Deford is, perhaps, the dean of national sports writers. How the hamlet of Adel got him to appear here I do not know. But it was a coup, part of the Iowa Book Festival.

Deford talked about the influence of big-time sports and how it continually shapes the larger society. According to him, there are more sports management majors in American colleges and universities than there are engineering majors. That is a problem.

The Beijing Summer Olympics was also a hot topic. Deford thinks the Olympics is on a decline and will never achieve the luster it once had. The hosting competition is too politicized, the price tag is now beyond enormous, and the Games consist of so many sports that people otherwise do not watch or care about . “When was the last time you went to a major track and field event?” he asked. (Little did he probably know that high school track in Iowa, along with the Drake Relays, is one of the biggest crowd pleasers around.)

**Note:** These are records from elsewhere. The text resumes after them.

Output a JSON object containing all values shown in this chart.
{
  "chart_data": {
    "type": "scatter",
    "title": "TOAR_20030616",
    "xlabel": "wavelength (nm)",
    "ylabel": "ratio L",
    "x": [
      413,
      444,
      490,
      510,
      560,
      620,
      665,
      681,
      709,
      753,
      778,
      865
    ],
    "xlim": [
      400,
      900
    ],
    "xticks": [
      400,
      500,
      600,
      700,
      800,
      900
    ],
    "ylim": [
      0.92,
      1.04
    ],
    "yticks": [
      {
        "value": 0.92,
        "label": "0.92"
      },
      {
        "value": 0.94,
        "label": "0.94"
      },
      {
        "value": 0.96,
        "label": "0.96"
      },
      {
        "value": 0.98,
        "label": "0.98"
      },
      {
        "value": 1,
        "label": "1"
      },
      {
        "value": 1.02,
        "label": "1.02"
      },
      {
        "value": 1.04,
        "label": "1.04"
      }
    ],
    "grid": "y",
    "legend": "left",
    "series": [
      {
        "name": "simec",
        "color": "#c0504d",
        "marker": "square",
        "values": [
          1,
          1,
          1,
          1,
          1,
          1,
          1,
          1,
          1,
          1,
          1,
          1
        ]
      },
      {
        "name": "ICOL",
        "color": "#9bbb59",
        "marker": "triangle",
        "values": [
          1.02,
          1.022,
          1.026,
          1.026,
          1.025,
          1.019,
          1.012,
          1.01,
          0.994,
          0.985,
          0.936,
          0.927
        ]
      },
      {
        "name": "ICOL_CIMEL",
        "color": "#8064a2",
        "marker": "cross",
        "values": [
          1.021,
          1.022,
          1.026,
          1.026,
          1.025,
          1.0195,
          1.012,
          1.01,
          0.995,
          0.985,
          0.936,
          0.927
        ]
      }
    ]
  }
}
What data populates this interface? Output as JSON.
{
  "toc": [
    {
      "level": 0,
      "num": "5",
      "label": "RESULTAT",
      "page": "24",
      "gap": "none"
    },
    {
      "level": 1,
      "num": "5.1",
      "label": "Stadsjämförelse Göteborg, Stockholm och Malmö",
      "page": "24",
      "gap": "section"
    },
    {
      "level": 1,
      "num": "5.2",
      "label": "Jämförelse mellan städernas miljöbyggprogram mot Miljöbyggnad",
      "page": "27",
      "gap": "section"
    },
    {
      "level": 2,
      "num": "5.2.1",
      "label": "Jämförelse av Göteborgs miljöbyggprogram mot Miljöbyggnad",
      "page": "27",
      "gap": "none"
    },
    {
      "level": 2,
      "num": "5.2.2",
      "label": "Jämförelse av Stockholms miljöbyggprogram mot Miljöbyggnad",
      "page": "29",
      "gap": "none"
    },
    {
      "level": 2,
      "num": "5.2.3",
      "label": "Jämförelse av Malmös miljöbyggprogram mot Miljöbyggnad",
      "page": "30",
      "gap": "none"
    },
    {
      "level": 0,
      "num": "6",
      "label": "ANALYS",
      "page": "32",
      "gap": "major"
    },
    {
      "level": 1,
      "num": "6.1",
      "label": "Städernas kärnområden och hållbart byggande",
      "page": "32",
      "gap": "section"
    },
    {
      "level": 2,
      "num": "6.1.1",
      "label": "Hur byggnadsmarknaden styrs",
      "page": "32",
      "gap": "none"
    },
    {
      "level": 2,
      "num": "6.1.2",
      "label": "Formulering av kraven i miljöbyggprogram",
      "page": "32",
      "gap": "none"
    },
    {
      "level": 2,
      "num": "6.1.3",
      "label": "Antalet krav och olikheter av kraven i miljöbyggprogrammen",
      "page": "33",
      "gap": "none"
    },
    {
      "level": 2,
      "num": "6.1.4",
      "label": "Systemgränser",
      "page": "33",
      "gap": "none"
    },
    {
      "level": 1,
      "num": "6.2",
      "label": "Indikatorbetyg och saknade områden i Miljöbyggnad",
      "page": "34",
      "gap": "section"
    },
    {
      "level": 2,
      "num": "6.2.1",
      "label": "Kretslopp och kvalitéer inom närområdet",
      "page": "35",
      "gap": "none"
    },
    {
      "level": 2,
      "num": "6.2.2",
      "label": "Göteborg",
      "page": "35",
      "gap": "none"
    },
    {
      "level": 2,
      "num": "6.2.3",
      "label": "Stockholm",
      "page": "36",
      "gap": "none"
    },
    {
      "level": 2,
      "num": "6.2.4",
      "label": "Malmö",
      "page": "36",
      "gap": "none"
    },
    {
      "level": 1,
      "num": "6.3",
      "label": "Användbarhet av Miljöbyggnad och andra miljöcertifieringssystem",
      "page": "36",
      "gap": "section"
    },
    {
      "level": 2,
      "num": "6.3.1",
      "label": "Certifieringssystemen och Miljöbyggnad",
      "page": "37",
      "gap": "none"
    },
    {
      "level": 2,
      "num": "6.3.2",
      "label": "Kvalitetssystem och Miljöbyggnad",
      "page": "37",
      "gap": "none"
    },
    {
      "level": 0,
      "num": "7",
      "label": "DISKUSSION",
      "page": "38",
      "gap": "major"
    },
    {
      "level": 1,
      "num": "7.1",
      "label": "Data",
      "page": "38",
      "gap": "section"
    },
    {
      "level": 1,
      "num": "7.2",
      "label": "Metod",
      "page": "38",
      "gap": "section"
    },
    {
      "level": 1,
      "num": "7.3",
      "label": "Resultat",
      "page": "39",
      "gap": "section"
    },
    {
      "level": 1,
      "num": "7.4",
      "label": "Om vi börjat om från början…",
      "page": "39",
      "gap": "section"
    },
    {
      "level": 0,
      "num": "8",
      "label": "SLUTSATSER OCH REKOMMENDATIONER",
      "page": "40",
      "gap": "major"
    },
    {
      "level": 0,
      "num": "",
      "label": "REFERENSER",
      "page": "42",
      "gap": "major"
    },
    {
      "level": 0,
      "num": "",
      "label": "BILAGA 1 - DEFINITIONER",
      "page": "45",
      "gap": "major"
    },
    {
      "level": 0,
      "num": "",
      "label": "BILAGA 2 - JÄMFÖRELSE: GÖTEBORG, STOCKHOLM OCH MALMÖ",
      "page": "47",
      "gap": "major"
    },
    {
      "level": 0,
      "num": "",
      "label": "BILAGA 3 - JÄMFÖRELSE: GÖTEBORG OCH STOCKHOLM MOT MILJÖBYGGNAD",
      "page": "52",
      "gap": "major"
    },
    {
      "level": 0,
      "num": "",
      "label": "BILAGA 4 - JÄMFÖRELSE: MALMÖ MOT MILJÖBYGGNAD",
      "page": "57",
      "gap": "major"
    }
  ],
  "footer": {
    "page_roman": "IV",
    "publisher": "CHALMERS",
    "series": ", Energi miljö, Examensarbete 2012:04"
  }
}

It is true. Spectator sports today do not reflect major sports of decades past. In the 1930s and 40s, the big three sports were baseball, football and boxing. Horse racing was a close 4th. Still, perhaps the Olympics will flourish because it features what are normally esoteric sports that the masses enjoy…just for a two-week period. Many baseball fans probably enjoy a gymnastics diversion once every four years.

What’s his favorite sports movie (beyond Everybody’s All American, based on the book he wrote)? Chariots of Fire and Breaking Away.

The tall, lanky Deford was in strong voice and extremely accommodating and amiable to the small-town crowd. His book signing was a study in graciousness and class, signing up to six books for a single fan, with no huffiness or irritation and plenty of friendly chit chat. Way to go, Adel!